Les stations de Villard-de-Lans (Alpes-Vercors) et de la Bresse (Vosges) présentent quant à elles des dynamiques sociodémographiques bien moins marquées. La station de la Bresse s’est ainsi engagée, entre 2009 et 2012 dans une phase de modernisation de grande ampleur. Ce sont en effet trente-six millions d’euros qui ont été investis pour moderniser la station. Augmentation de la capacité d’hébergement touristique, restructuration du front de neige (commerces, locaux d’accueil), implantation d’un télésiège débrayable six places, création d’une luge sur rails quatre saisons apparaissent comme autant de projets structurants ayant permis à la station de prendre un nouvel élan. Ainsi, en l’espace de trois ans, la station de la Bresse a totalement changé de visage et propose aujourd’hui une offre de ski alpin à même de concurrencer les « grandes stations » notamment alpines. Ici, la dynamique locale se joue donc au plus près du domaine skiable, et la neige reste plus que jamais appréhendée comme une industrie. Cette station, à l’image de tant d’autres gardant à l’esprit le modèle de la station intégrée issue du Plan Neige, s’inscrit par là-même dans une trajectoire de développement économique.

Nulle existence à Villard-de-Lans d’une telle dynamique de renouvellement des infrastructures de remontées mécaniques. Bien davantage, la stabilité de sa dynamique socio- économique la conduit à s’inscrire en continuité de la fonction qui avait originellement motivé sa création, la fonction d’aménagement du territoire. Dans ce contexte, il est, d’une manière générale, confirmé que mêmes déficitaires, ces stations participent au maintien des populations et des services sur des territoires qui, sans cela, risqueraient d’être particulièrement délaissés. Dès lors, au vu du rôle fondamental de ces stations pour leur territoire support, celles-ci seront bien au cœur des préoccupations des acteurs locaux, lesquels apporteront leur soutien matériel ou immatériel pour permettre l’exploitation de ces sites, y compris lorsque, parfois, l’équilibre économique n’est pas atteint.

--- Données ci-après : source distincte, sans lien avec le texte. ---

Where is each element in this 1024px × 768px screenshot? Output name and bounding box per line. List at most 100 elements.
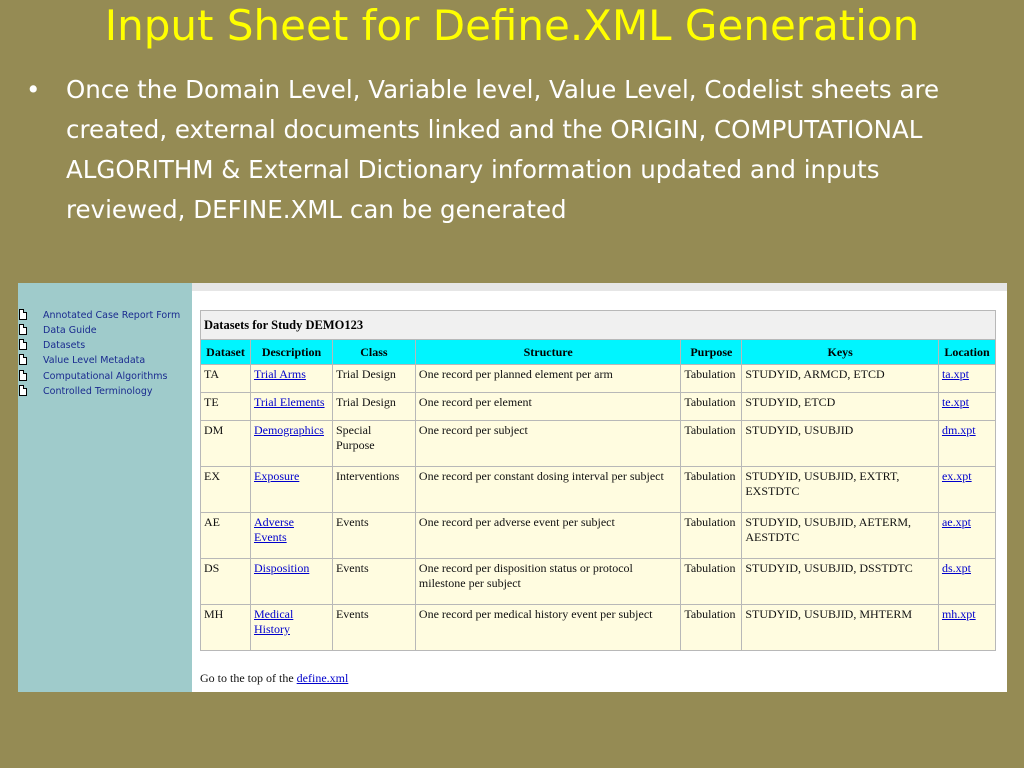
cell-structure: One record per subject <box>414 420 682 467</box>
document-icon <box>19 324 27 335</box>
cell-description: Exposure <box>249 466 333 513</box>
sidebar-item-label: Datasets <box>43 340 86 351</box>
table-caption: Datasets for Study DEMO123 <box>200 310 996 340</box>
table-header-row: Dataset Description Class Structure Purp… <box>200 339 997 365</box>
cell-location: ae.xpt <box>937 512 997 559</box>
cell-dataset: TE <box>200 392 251 421</box>
cell-structure: One record per adverse event per subject <box>414 512 682 559</box>
cell-location: ta.xpt <box>937 364 997 393</box>
cell-purpose: Tabulation <box>680 392 743 421</box>
column-header-dataset: Dataset <box>200 339 251 365</box>
cell-dataset: AE <box>200 512 251 559</box>
top-scroll-strip <box>192 283 1007 291</box>
document-icon <box>19 309 27 320</box>
datasets-table: Datasets for Study DEMO123 Dataset Descr… <box>200 310 997 651</box>
description-link[interactable]: Disposition <box>254 561 309 575</box>
cell-keys: STUDYID, USUBJID, EXTRT, EXSTDTC <box>741 466 939 513</box>
cell-purpose: Tabulation <box>680 466 743 513</box>
cell-keys: STUDYID, USUBJID <box>741 420 939 467</box>
cell-purpose: Tabulation <box>680 512 743 559</box>
location-link[interactable]: ta.xpt <box>942 367 969 381</box>
cell-location: te.xpt <box>937 392 997 421</box>
table-row: DM Demographics Special Purpose One reco… <box>200 420 997 467</box>
cell-dataset: EX <box>200 466 251 513</box>
cell-keys: STUDYID, USUBJID, AETERM, AESTDTC <box>741 512 939 559</box>
cell-class: Events <box>331 558 416 605</box>
column-header-location: Location <box>937 339 997 365</box>
column-header-keys: Keys <box>741 339 939 365</box>
cell-dataset: TA <box>200 364 251 393</box>
cell-dataset: DM <box>200 420 251 467</box>
location-link[interactable]: ae.xpt <box>942 515 971 529</box>
table-row: TE Trial Elements Trial Design One recor… <box>200 392 997 421</box>
column-header-class: Class <box>331 339 416 365</box>
cell-purpose: Tabulation <box>680 558 743 605</box>
document-icon <box>19 385 27 396</box>
table-row: AE Adverse Events Events One record per … <box>200 512 997 559</box>
cell-purpose: Tabulation <box>680 420 743 467</box>
sidebar-item-label: Computational Algorithms <box>43 371 168 382</box>
cell-structure: One record per disposition status or pro… <box>414 558 682 605</box>
description-link[interactable]: Demographics <box>254 423 324 437</box>
cell-location: ex.xpt <box>937 466 997 513</box>
document-icon <box>19 354 27 365</box>
cell-description: Trial Arms <box>249 364 333 393</box>
cell-class: Trial Design <box>331 364 416 393</box>
cell-keys: STUDYID, USUBJID, MHTERM <box>741 604 939 651</box>
table-row: TA Trial Arms Trial Design One record pe… <box>200 364 997 393</box>
column-header-purpose: Purpose <box>680 339 743 365</box>
cell-keys: STUDYID, ETCD <box>741 392 939 421</box>
description-link[interactable]: Adverse Events <box>254 515 294 544</box>
cell-keys: STUDYID, USUBJID, DSSTDTC <box>741 558 939 605</box>
cell-purpose: Tabulation <box>680 604 743 651</box>
cell-description: Disposition <box>249 558 333 605</box>
slide-title: Input Sheet for Define.XML Generation <box>104 1 920 50</box>
cell-class: Special Purpose <box>331 420 416 467</box>
document-icon <box>19 370 27 381</box>
cell-description: Demographics <box>249 420 333 467</box>
sidebar-item-label: Value Level Metadata <box>43 355 146 366</box>
document-icon <box>19 339 27 350</box>
footer-prefix: Go to the top of the <box>200 671 297 685</box>
cell-dataset: DS <box>200 558 251 605</box>
cell-structure: One record per medical history event per… <box>414 604 682 651</box>
cell-structure: One record per constant dosing interval … <box>414 466 682 513</box>
cell-class: Events <box>331 512 416 559</box>
cell-class: Interventions <box>331 466 416 513</box>
define-xml-top-link[interactable]: define.xml <box>297 671 349 685</box>
footer-note: Go to the top of the define.xml <box>200 671 348 686</box>
location-link[interactable]: ex.xpt <box>942 469 972 483</box>
bullet-point: • Once the Domain Level, Variable level,… <box>26 70 996 230</box>
sidebar-item-label: Annotated Case Report Form <box>43 310 181 321</box>
description-link[interactable]: Exposure <box>254 469 299 483</box>
column-header-description: Description <box>249 339 333 365</box>
cell-location: ds.xpt <box>937 558 997 605</box>
column-header-structure: Structure <box>414 339 682 365</box>
description-link[interactable]: Medical History <box>254 607 293 636</box>
sidebar: Annotated Case Report Form Data Guide Da… <box>18 283 192 692</box>
cell-keys: STUDYID, ARMCD, ETCD <box>741 364 939 393</box>
location-link[interactable]: mh.xpt <box>942 607 976 621</box>
bullet-icon: • <box>26 75 41 104</box>
sidebar-item-label: Data Guide <box>43 325 97 336</box>
sidebar-item-label: Controlled Terminology <box>43 386 153 397</box>
description-link[interactable]: Trial Arms <box>254 367 306 381</box>
cell-structure: One record per element <box>414 392 682 421</box>
cell-dataset: MH <box>200 604 251 651</box>
location-link[interactable]: te.xpt <box>942 395 969 409</box>
cell-purpose: Tabulation <box>680 364 743 393</box>
location-link[interactable]: dm.xpt <box>942 423 976 437</box>
location-link[interactable]: ds.xpt <box>942 561 971 575</box>
description-link[interactable]: Trial Elements <box>254 395 325 409</box>
cell-structure: One record per planned element per arm <box>414 364 682 393</box>
table-row: MH Medical History Events One record per… <box>200 604 997 651</box>
cell-location: dm.xpt <box>937 420 997 467</box>
table-row: EX Exposure Interventions One record per… <box>200 466 997 513</box>
bullet-text: Once the Domain Level, Variable level, V… <box>66 75 940 224</box>
cell-description: Adverse Events <box>249 512 333 559</box>
table-row: DS Disposition Events One record per dis… <box>200 558 997 605</box>
cell-class: Events <box>331 604 416 651</box>
define-xml-screenshot: Annotated Case Report Form Data Guide Da… <box>18 283 1007 692</box>
main-content: Datasets for Study DEMO123 Dataset Descr… <box>192 283 1007 692</box>
cell-location: mh.xpt <box>937 604 997 651</box>
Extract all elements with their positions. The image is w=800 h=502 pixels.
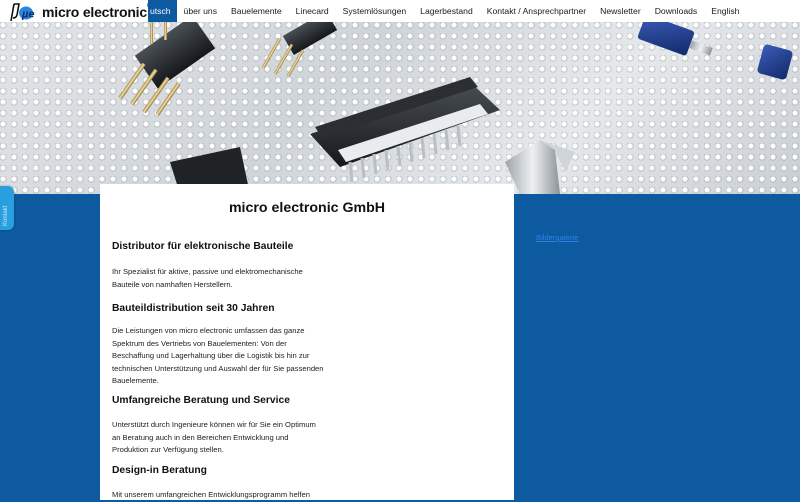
fpc-connector	[310, 77, 500, 183]
logo-mark-text: µe	[21, 8, 34, 20]
nav-link[interactable]: Linecard	[289, 0, 336, 22]
nav-link[interactable]: Systemlösungen	[336, 0, 414, 22]
top-navigation: µe micro electronic® utschüber unsBauele…	[0, 0, 800, 22]
nav-item: Kontakt / Ansprechpartner	[480, 0, 593, 22]
nav-item: Bauelemente	[224, 0, 289, 22]
section-heading: Design-in Beratung	[112, 465, 207, 476]
nav-item: über uns	[177, 0, 224, 22]
nav-item: English	[704, 0, 746, 22]
section-text: Ihr Spezialist für aktive, passive und e…	[112, 266, 342, 291]
blue-trimmer-component	[637, 22, 793, 80]
page-title: micro electronic GmbH	[228, 200, 386, 216]
nav-item: utsch	[148, 0, 177, 22]
pin-header-middle	[261, 22, 338, 77]
section-text-line: an Beratung auch in den Bereichen Entwic…	[112, 432, 289, 442]
side-tab-label: Kontakt	[3, 205, 9, 226]
nav-item: Downloads	[648, 0, 705, 22]
nav-link[interactable]: utsch	[148, 0, 177, 22]
nav-item: Lagerbestand	[413, 0, 480, 22]
section-text-line: Die Leistungen von micro electronic umfa…	[112, 326, 305, 335]
nav-link[interactable]: Lagerbestand	[413, 0, 480, 22]
section-heading: Distributor für elektronische Bauteile	[112, 241, 294, 252]
section-text-line: Ihr Spezialist für aktive, passive und e…	[112, 267, 303, 276]
hero-banner-image	[0, 22, 800, 194]
pin-header-left	[118, 22, 216, 116]
section-text-line: Beschaffung und Lagerhaltung über die Lo…	[112, 351, 310, 361]
nav-link[interactable]: über uns	[177, 0, 224, 22]
content-card: micro electronic GmbH Distributor für el…	[100, 184, 514, 500]
nav-item: Systemlösungen	[336, 0, 414, 22]
section-text-line: Bauteile von namhaften Herstellern.	[112, 279, 233, 289]
section-text: Unterstützt durch Ingenieure können wir …	[112, 419, 342, 457]
nav-link[interactable]: Bauelemente	[224, 0, 289, 22]
logo-mark-icon: µe	[10, 2, 34, 21]
nav-item: Newsletter	[593, 0, 648, 22]
logo-link[interactable]: µe micro electronic®	[8, 1, 153, 22]
section-text-line: technischen Unterstützung und Auswahl de…	[112, 363, 324, 373]
nav-link[interactable]: English	[704, 0, 746, 22]
nav-link[interactable]: Kontakt / Ansprechpartner	[480, 0, 593, 22]
image-gallery-link[interactable]: Bildergalerie	[536, 233, 578, 242]
brand-name-text: micro electronic	[42, 3, 147, 20]
section-text-line: Produktion zur Verfügung stellen.	[112, 445, 224, 455]
nav-link[interactable]: Downloads	[648, 0, 705, 22]
section-text-line: Unterstützt durch Ingenieure können wir …	[112, 420, 316, 429]
section-text-line: Spektrum des Vertriebs von Bauelementen:…	[112, 338, 287, 348]
electronic-components-illustration	[118, 22, 793, 194]
section-heading: Bauteildistribution seit 30 Jahren	[112, 303, 275, 314]
main-menu: utsch über uns Bauelemente Linecard Systemlö…	[148, 0, 746, 22]
brand-name: micro electronic®	[42, 1, 153, 20]
side-contact-tab[interactable]: Kontakt	[0, 186, 14, 230]
nav-item: Linecard	[289, 0, 336, 22]
metal-clip	[505, 140, 575, 194]
section-text: Die Leistungen von micro electronic umfa…	[112, 325, 342, 388]
section-text-line: Bauelemente.	[112, 376, 159, 386]
section-heading: Umfangreiche Beratung und Service	[112, 395, 290, 406]
nav-link[interactable]: Newsletter	[593, 0, 648, 22]
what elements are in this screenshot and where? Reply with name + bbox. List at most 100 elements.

Les stations de moyenne montagne, poursuivant à l’origine une fonction d’aménagement du territoire, vont ainsi voir leur fonction évoluer, au regard des contextes territoriaux ou des objectifs poursuivis par les acteurs locaux. Ce sont donc trois trajectoires de stations de moyenne montagne qui peuvent être mises en évidence. La première renvoie à une fonction de résidentialité, où la vocation touristique originelle entre en concurrence avec une vocation résidentielle pour des périurbains attirés par les aménités qu’offrent ces stations. Une deuxième est une fonction de performances économiques, où ce sont véritablement les domaines skiables qui font l’objet de toutes les attentions. Enfin, d’autres stations ne s’inscrivent pas au cœur d’une dynamique particulière, et s’inscrivent dès lors bien davantage dans la continuité de leur fonction originelle d’aménagement du territoire.

Amené à jouer un rôle de pionnier dans la définition de la station de moyenne montagne, l’acteur supra-local voit exprimées les limites d’une approche quantitative. Son action ne s’est cependant pas cantonnée à proposer une définition de la station de moyenne montagne. En effet, intervenant auprès de stations identifiées ou non comme étant des stations de moyenne montagne, l’acteur supra-local va mettre en place une action publique plus ou moins contraignante nous conduisant à questionner, pour chacune de nos trois stations d’étude, l’intensité de la proximité institutionnelle éloignée ainsi développée.